31 Ekim 2012 Çarşamba

CLOUD ATLAS



Çok ayrıntıya girmeyeceğim.6 günlük bayram tatilinin bir gününü bu aralar pek uğrayamadığım sinemaya ayırdım.Uzun süredir beklediğim Cloud Atlas’ın da bu tatile denk gelmesi güzel oldu.Gittim, izledim ancak yeterli derecede tatmin olmadım.Yüksek beklentiden mi bilinmez bir şeyler eksik gibiydi.

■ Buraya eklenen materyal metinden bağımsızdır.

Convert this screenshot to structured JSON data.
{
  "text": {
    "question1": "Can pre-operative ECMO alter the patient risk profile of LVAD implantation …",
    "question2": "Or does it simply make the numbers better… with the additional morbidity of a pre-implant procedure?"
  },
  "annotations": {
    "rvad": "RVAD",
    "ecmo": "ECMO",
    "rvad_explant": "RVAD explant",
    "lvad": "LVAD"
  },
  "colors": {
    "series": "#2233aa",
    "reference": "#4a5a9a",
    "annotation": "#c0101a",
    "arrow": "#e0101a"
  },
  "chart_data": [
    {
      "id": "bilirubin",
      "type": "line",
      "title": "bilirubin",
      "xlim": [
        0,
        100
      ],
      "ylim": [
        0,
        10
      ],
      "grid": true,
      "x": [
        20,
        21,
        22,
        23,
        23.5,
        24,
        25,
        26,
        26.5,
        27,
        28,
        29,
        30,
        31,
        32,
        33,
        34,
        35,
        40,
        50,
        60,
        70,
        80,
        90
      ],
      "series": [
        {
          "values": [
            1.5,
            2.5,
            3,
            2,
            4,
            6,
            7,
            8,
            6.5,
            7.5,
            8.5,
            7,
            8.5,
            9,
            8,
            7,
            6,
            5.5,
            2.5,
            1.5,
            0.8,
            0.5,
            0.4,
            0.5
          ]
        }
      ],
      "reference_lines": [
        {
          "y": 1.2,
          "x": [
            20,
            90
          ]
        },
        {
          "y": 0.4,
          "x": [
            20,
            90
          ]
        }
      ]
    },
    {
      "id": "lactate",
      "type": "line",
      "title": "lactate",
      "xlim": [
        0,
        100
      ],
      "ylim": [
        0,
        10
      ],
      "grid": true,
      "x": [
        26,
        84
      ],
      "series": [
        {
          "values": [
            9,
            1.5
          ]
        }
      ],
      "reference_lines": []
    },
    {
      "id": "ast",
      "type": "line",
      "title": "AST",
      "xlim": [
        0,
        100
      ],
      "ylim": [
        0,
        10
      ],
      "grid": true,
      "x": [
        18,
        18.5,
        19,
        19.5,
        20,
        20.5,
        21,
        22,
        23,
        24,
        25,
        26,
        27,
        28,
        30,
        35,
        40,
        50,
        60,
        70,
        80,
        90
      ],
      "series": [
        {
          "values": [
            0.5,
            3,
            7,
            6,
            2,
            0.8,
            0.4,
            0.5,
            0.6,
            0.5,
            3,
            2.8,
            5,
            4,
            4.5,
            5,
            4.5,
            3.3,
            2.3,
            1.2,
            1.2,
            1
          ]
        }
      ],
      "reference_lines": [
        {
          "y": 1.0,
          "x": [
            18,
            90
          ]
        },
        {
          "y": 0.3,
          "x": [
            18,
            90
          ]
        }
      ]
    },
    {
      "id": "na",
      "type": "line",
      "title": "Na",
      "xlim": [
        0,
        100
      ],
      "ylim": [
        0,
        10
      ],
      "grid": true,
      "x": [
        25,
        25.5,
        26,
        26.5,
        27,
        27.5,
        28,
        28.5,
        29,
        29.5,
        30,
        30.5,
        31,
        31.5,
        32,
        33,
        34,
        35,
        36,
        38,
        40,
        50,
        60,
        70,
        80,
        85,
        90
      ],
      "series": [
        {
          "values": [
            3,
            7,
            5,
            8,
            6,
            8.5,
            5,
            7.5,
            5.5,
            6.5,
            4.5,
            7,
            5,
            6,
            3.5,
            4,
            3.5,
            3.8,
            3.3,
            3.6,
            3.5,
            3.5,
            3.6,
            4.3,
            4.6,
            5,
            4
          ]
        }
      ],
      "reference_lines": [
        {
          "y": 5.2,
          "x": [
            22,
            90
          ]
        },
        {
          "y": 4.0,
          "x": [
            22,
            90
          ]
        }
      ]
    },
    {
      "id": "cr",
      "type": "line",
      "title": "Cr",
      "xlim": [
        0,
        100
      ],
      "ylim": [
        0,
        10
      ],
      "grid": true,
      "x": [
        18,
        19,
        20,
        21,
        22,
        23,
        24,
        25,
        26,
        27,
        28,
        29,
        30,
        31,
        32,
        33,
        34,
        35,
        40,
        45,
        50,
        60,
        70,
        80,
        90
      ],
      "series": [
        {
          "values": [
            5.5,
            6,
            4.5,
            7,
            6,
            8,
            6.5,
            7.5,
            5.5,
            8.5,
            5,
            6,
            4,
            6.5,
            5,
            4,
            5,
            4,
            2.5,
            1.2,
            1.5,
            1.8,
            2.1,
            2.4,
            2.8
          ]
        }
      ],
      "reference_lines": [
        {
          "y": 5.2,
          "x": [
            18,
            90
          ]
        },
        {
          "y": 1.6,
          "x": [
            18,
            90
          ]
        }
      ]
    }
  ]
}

Bilim kurgu türündeki film ilginç bir harmanı şekillendirecekmiş gibi duruyor ve heyecanlandırıyor başta.1800’lerin sonundan 2300’lü yıllara kadar uzanan bir zaman dilimi içinde, farklı dönemlerde yaşayan insanların başından geçen olaylar yapımın hikaye örgüsünü oluşturuyor.Geçmiş,günümüz ve gelecek ile bağlantılar kuran bu hikayelerdeki insanların birbirleriyle bir şekilde ilişkileri olduğu anlatılıyor.Farklı zamanlarda, farklı kişilerin başından geçiyormuş gibi gözüken olaylar aslında hep aynı kişilerin yaşadığı şeyler olarak gösteriliyor.Geçmişte gazeteci olan biri, yüz yıllar sonra yüksek bir medeniyetin ferdi olabiliyor.Ya da 1800’lerde yaşamış hain bir doktor, 2300’lerde hayat kurtaran bir kahramana dönüşebiliyor.Bu olaylar silsilesi 3 koca saati dolduruyor.

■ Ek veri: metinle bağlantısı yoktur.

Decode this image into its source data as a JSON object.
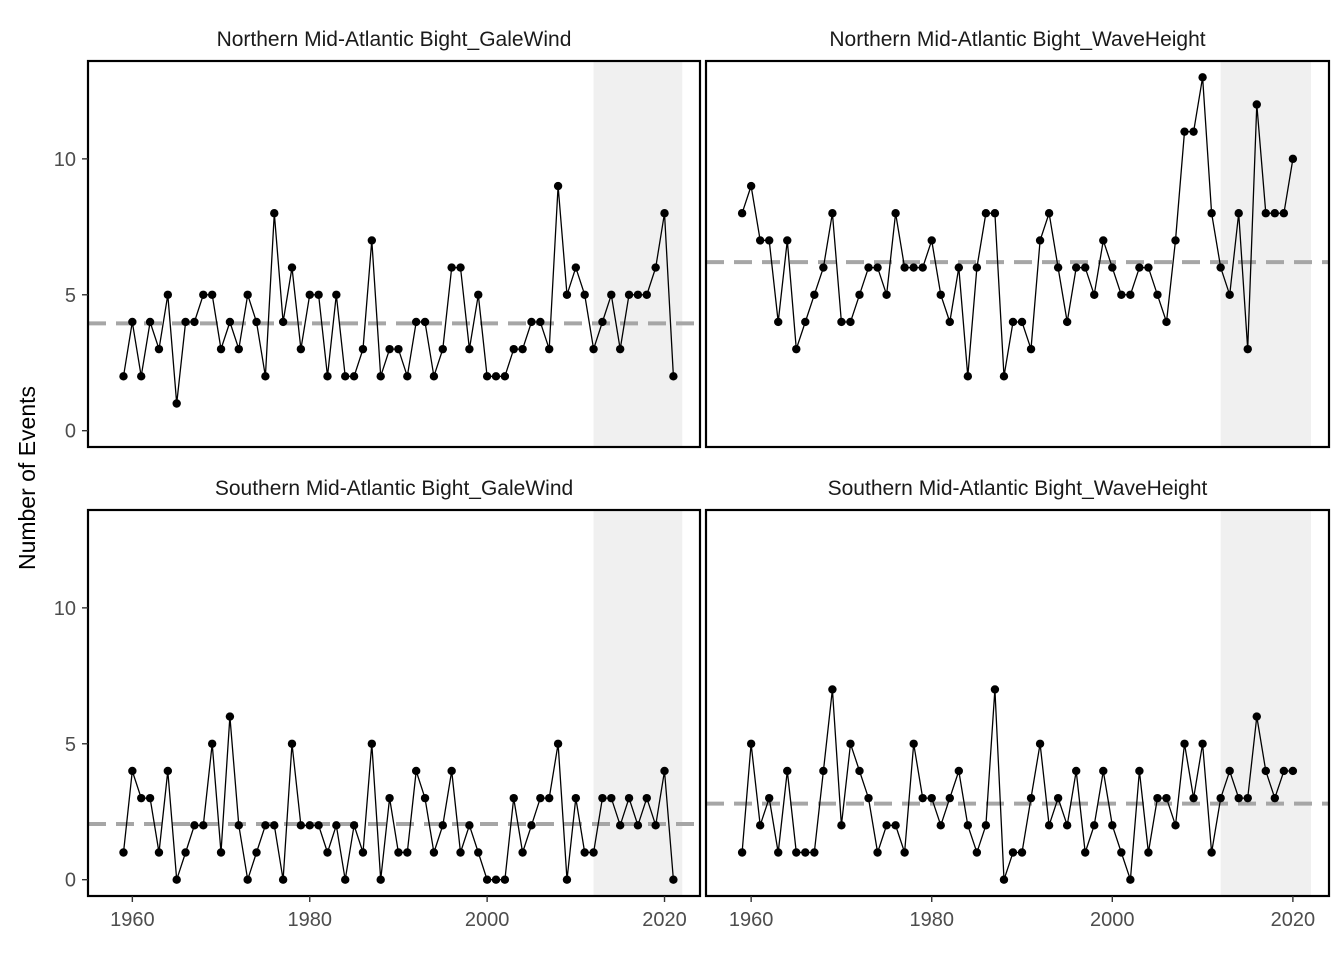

Wachowski adını duyan herkesi sinema salonlarına koşturan Cloud Atlas’ın amacı sadece şu mesajı vermek: Her yaşanan şey ortak ve bir başka kişiye bağlı.Film sırf bu mesajı iletmek için koskoca 3 saati kullanıyor.Aslında kurgudaki hikayelerin ayrı ayrı bakıldığında bir önemi yok.Nereye vardığı, ne olduğu önemli değil.Bu farklı zamanlardaki olayların anlatılma amacı sadece ana mesajı devasa bir biçimde pekiştirmek.Film bittiğinde geriye sadece bu kalınca ister istemez tatmin olmuyor insan.O kadar görsel şölenin, yaşanan olayın, geçen saatlerin bir önemi kalmıyor.Çok sağlam kurgu potansiyeli olan bir felsefesi varken bu kullanılamamış, çok zayıf kalmış bu yönden.Anlatılan hikayeler sıradan, albenileri yok.Bu da filmin gücünü emip gardını düşürüyor.Olaylar daha sıradışı hikayelerle kurgulanıp birbirine bağlansa, bu bağlantı net olarak ana temanın temelini oluşturup izleyiciyi sarssa çok daha başarılı bir iş olabilirdi.Ama bu haliyle tek bir mesajı vermek için 3 saati harcayan bir yapım olarak akıllarda kalacak.3 ay sonra kimse filmdeki olayları hatırlamayacak bile.